III. Very early in life Themistokles took a vigorous part in public affairs, possessed by vehement ambition. Determined from the very outset that he would become the leading man in the state, he eagerly entered into all the schemes for displacing those who where then at the head of affairs, especially attacking Aristeides, the son of Lysimachus, whose policy he opposed on every occasion. Yet his enmity with this man seems to have had a very boyish commencement; for they both entertained a passion for the beautiful Stesilaus, who, we are told by Ariston the philosopher, was descended from a family residing in the island of Keos. After this difference they espoused different parties in the state, and their different temper and habits widened the breach between them. Aristeides was of a mild and honourable nature, and as a statesman cared nothing for popularity or personal glory, but did what he thought right with great caution and strict rectitude. He was thus often brought into collision with Themistokles, who was trying to engage the people in many new schemes, and to introduce startling reforms, by which he would himself have gained credit, and which Aristeides steadily opposed.

He is said to have been so recklessly ambitious and so frenziedly eager to take part in great events, that though he was very young at the time of the battle of Marathon, when the country rang with the praises of the generalship of Miltiades, he was often to be seen buried in thought, passing sleepless nights and refusing invitations to wine–parties, and that he answered those who asked him the cause of his change of habits, that the trophies of Miltiades would not let him sleep. Other men thought that the victory of Marathon had put an end to the war, but Themistokles saw that it was but the prelude to a greater contest, in which he prepared himself to stand forth as the champion of Greece, and, foreseeing long before what was to come, endeavoured to make the city of Athens ready to meet it.

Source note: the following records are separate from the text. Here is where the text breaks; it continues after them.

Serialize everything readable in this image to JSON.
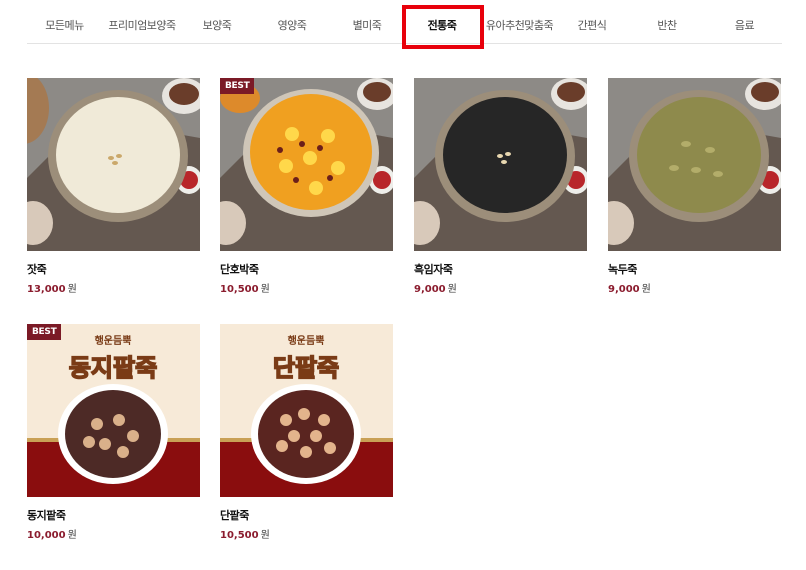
{
  "tabs": [
    {
      "label": "모든메뉴"
    },
    {
      "label": "프리미엄보양죽"
    },
    {
      "label": "보양죽"
    },
    {
      "label": "영양죽"
    },
    {
      "label": "별미죽"
    },
    {
      "label": "전통죽",
      "active": true
    },
    {
      "label": "유아추천맞춤죽"
    },
    {
      "label": "간편식"
    },
    {
      "label": "반찬"
    },
    {
      "label": "음료"
    }
  ],
  "currency_unit": "원",
  "products": [
    {
      "name": "잣죽",
      "price": "13,000",
      "badge": "",
      "image": "pine-nut-porridge-image"
    },
    {
      "name": "단호박죽",
      "price": "10,500",
      "badge": "BEST",
      "image": "sweet-pumpkin-porridge-image"
    },
    {
      "name": "흑임자죽",
      "price": "9,000",
      "badge": "",
      "image": "black-sesame-porridge-image"
    },
    {
      "name": "녹두죽",
      "price": "9,000",
      "badge": "",
      "image": "mung-bean-porridge-image"
    },
    {
      "name": "동지팥죽",
      "price": "10,000",
      "badge": "BEST",
      "image": "dongji-red-bean-porridge-image",
      "banner": "동지팥죽",
      "banner_top": "행운듬뿍"
    },
    {
      "name": "단팥죽",
      "price": "10,500",
      "badge": "",
      "image": "sweet-red-bean-porridge-image",
      "banner": "단팥죽",
      "banner_top": "행운듬뿍"
    }
  ],
  "colors": {
    "accent": "#8b1c2e",
    "highlight": "#e8000b",
    "badge": "#7b1a26"
  }
}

IV. First of all, he had the courage to propose that the Athenians, instead of dividing amongst themselves the revenues derived from the silver mines at Laurium, should construct ships out of this fund for the war with Aegina. This was then at its height, and the Aeginetans, who had a large navy, were masters of the sea. By this means Themistokles was more easily enabled to carry his point, not trying to terrify the people by alluding to Darius and the Persians, who lived a long way off, and whom few feared would ever come to attack them, but by cleverly appealing to their feelings of patriotism against the Aeginetans, to make them consent to the outlay.